Bill would benefit manufacturers of alternatively fueled vehicles

By Erin Voegele | July 22, 2014

Legislation recently introduced in the U.S. House of Representatives would provide automakers an option to reduce their corporate average fuel economy (CAFE) standards by 4 miles per gallon by warranting at least half the vehicles they manufacture in a model year on any technology in addition to, or instead of, petroleum-based fuel. The bill, titled the “Fuel Choice for American Prosperity and Security Act,” was introduced by Rep. Ileana Ros-Lehtinen, R-Fla., on July 15 and referred to the House Committee on Energy and Commerce. To date, Reps. Tom Cole, R-Okla., and Matt Salmon, R-Ariz., have signed on to co-sponsor the bill, also known as H.R. 5107.
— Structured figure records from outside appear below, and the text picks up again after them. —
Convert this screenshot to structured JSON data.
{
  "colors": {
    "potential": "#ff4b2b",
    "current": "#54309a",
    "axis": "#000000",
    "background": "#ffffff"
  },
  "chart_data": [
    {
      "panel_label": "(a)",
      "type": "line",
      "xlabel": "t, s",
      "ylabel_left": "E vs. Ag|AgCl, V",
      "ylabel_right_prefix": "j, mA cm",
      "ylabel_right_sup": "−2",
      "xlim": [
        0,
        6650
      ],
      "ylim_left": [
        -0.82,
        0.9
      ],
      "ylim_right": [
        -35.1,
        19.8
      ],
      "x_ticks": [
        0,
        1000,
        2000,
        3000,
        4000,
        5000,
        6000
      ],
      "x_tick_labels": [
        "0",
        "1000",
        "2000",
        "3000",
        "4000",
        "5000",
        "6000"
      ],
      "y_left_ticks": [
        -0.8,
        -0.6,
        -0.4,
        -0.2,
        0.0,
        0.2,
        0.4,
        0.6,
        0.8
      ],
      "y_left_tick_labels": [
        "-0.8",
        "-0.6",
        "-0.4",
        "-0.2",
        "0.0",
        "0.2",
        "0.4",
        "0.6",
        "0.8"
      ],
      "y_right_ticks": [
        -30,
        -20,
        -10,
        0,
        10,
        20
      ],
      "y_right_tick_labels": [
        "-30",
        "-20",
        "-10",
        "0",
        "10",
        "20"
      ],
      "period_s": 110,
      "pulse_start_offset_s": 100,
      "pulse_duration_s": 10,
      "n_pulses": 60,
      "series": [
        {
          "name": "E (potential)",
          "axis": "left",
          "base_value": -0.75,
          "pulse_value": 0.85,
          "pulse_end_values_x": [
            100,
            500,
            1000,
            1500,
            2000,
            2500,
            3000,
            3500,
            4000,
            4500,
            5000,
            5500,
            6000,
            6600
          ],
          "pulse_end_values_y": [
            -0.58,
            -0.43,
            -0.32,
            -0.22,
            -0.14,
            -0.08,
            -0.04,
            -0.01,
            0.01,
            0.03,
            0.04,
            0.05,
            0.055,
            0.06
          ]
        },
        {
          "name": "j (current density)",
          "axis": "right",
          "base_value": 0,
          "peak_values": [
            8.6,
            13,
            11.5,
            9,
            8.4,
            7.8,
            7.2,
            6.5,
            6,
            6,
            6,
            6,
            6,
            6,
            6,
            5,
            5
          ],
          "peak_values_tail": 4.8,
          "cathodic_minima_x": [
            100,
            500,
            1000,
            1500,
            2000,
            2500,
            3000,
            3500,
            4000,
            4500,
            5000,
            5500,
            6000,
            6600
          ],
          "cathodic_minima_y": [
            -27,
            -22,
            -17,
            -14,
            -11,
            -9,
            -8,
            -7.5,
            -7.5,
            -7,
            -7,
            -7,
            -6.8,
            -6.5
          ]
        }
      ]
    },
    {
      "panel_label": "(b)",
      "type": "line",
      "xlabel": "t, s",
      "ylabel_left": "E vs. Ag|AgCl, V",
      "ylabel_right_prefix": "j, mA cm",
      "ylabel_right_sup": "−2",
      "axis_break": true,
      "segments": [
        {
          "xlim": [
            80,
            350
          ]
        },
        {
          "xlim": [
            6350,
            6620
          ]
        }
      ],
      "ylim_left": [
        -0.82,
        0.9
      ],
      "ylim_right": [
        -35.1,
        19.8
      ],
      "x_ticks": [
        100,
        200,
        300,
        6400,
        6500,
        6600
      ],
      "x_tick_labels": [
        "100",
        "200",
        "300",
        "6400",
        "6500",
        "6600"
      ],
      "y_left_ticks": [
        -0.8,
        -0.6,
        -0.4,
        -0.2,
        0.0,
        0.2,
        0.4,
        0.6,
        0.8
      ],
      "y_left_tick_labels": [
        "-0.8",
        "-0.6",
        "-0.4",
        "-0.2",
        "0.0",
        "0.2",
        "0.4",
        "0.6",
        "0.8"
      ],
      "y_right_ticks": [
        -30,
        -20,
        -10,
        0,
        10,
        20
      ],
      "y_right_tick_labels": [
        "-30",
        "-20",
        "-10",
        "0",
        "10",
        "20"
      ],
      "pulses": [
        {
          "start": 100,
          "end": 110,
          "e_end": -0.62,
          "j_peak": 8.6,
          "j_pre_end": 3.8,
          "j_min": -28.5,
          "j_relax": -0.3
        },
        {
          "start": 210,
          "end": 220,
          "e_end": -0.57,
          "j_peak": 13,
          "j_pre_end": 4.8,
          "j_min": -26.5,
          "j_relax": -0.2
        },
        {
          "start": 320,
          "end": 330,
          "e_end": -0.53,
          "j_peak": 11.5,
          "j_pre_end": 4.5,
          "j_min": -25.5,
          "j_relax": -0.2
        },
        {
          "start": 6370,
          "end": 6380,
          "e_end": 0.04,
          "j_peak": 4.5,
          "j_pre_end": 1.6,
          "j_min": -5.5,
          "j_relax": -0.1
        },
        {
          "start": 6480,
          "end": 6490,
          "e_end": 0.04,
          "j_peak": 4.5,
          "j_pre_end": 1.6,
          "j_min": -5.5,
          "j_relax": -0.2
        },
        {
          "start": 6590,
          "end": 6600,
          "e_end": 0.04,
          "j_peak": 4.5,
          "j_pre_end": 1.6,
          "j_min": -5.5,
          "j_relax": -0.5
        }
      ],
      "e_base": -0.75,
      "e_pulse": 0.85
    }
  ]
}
“Fuel competition in our transportation sector will improve U.S. energy and national security, increase our foreign policy flexibility, spur economic growth, and lower fuel prices,” said Ros-Lehtinen. “By providing more options at the pump, we can dampen the impact of oil price volatility and reduce the leverage of oil rich governments and rogue regimes that are unstable, repressive, or hostile to the United States and who use oil as a weapon to undermine U.S. foreign policy efforts. Fuel choice will also allow the American economy to capitalize on our plentiful domestic resources, create jobs, and encourage innovation, all while driving down the price of fuel.”

“By providing automakers the option of rolling back costly fuel economy regulations, we are incentivizing a technologically neutral, free market competition for transportation fuels without government mandate and without picking winners and losers,” Ros-Lehtinen continued.

The legislation outlines several “fuel choice enabling vehicles” that would allow vehicle manufactures to qualify for the CAFE reduction. According to the bill, fuel manufacturers that warrantee at least half of the their vehicles in a particular model year for use with non-petroleum based fuels could reduce their CAFE requirements by 4 miles per gallon. Some examples highlighted in the legislation include vehicles that operate on hydrogen, propane or biodiesel, along with flexible fuel vehicles (FFVs) warranted to operate on E85 and M85. Plug-in electric vehicles, those powered by fuel cells that produce power without petroleum or petroleum-based fuel, and vehicles propelled solely by something other than an internal combustion engine and warranted to operate on something other than petroleum-based fuel would also qualify.

"I am pleased to join my colleagues in introducing legislation that allows consumers to choose the most cost-effective fueling option at the pump,” said Cole. “By encouraging automakers to manufacture cars that operate on a variety of fuels, this allows them to not only meet the necessary CAFE regulations but also be more competitive in the process. Certainly, this legislation helps consumers and automakers alike.”

“By incentivizing American auto companies to make better use of our abundant, domestic energy resources, we offer them the opportunity to be a part of the ‘all-the-above’ solution to our national energy and security needs,” said Salmon.